(CNN) -- Inter Milan coach Andrea Stramaccioni has rejected suggestions that Wesley Sneijder has been "victimized" in his pay dispute with the Italian football club.
The Dutch midfielder, who earns a reported $290,000 a week, has been asked to extend his contract by an extra year to 2016 for the same total salary as cash-trapped Inter seek to cut costs.
Last weekend the club said the 28-year-old would not be selected until he agreed to the new conditions, a move which has angered the international players' union FIFPro.
"Clubs say that players must respect contracts, but why should that not apply in reverse?" FIFPro secretary general Theo van Seggelen said last week.
"It is not as if Sneijder has taken a gun to the head of the board of Inter to force them to submit that contract. The club offered it to him with their full understanding."
However, Stramaccioni insists that he has not picked Sneijder -- who was one of Inter's key players in the 2009-10 treble-winning season under Jose Mourinho -- because of footballing reasons.
"It's my job to pick the best team available, and at the moment I'm not picking him," Stramaccioni said after Sunday's 1-0 win at home to Palermo, which kept Inter in third place -- four points behind leaders Juventus.
"This has nothing to do with his contract, I have to select the team and Inter come first. It's not a case of the president telling me not to pick Sneijder, I pick the team. And I think it's outrageous to suggest Sneijder is being 'victimized.'
"We should be careful when using terms such as 'victimized.' If someone who earns 1,000 euros a month heard us, we'd look a bit silly. It's my job to decide who's in the best shape to play and I do so. I make my decisions and I stand by them."
FIFPro says it will demand action from football's ruling bodies against clubs which seek to "blackmail" players into accepting reduced terms.
"This type of practice used to be an exception. Unfortunately, we now see clubs in all countries in Europe using this type of measure. For us, the time has come to sound the bell," Van Seggelen said.
He cited another prominent example in Spain striker Fernando Llorente, who has been dropped by Athletic Bilbao after refusing to assign a new deal.
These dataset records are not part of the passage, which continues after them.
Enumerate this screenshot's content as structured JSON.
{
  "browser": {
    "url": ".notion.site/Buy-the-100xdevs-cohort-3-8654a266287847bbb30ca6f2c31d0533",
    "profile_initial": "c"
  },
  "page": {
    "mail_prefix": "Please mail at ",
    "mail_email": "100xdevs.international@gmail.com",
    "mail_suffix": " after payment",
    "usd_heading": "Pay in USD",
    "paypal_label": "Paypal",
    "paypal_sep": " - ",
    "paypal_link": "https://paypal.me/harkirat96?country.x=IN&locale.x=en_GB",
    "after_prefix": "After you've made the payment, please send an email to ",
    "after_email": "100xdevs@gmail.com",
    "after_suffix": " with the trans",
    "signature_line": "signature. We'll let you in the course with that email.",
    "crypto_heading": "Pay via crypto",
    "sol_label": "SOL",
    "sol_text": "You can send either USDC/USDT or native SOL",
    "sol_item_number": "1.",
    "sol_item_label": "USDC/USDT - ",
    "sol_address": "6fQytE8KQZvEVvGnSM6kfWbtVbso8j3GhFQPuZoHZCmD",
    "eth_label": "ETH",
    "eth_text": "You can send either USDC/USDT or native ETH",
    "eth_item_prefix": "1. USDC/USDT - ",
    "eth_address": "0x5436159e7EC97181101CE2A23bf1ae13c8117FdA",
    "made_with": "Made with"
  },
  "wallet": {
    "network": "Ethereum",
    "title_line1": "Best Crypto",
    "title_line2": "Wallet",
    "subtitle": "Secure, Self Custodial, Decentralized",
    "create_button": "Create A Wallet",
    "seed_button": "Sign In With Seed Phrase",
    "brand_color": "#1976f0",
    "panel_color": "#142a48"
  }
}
"If you want to offer a player a lower contract, you must only do that at the end of his current contract," Van Seggelen said.
The Nerazzurri won on Sunday thanks to a 74th-minute own goal by defender Santiago Garcia, whose struggling Palermo team is coached by Gian Piero Gasperini -- sacked by Inter last season after only five games in charge.
Napoli stayed second with a 5-1 thrashing of bottom club Pescara, as Uruguay striker Edinson Cavani and Swiss midfielder Gokhan Inler scored twice each.
Cavani has now fired 10 league goals this season, putting him second behind AC Milan's Stephan El Shaarawy.
Fiorentina retained fourth place despite being held 2-2 by Sampdoria, who canceled out two goals by Montenegro defender Stefan Savic before having Shkodran Mustafi sent off at the end.
Lazio joined Fiorentina on 29 points with a 2-1 win at home to Parma, with veteran Germany striker Miroslav Klose netting the second goal for his ninth this season.
In Spain, fourth-placed Real Betis kept pace with the leading clubs after winning 3-2 at Deportivo La Coruna, as striker Ruben netted the opening two goals.
Second-bottom Deportivo leveled with two goals from striker Riki, but Betis snatched victory through on-loan Costa Rica winger Joel Campbell.
Levante stayed seventh after being held 1-1 by Celta Vigo.
In Germany, Werder Bremen moved up to eighth place with a 4-1 win at third-bottom Hoffenheim as Austrian striker Marko Arnautovic scored a hat-trick.
Wolfsburg moved four points above the relegation zone after coming from behind to draw 1-1 at home to ninth-placed Hamburg.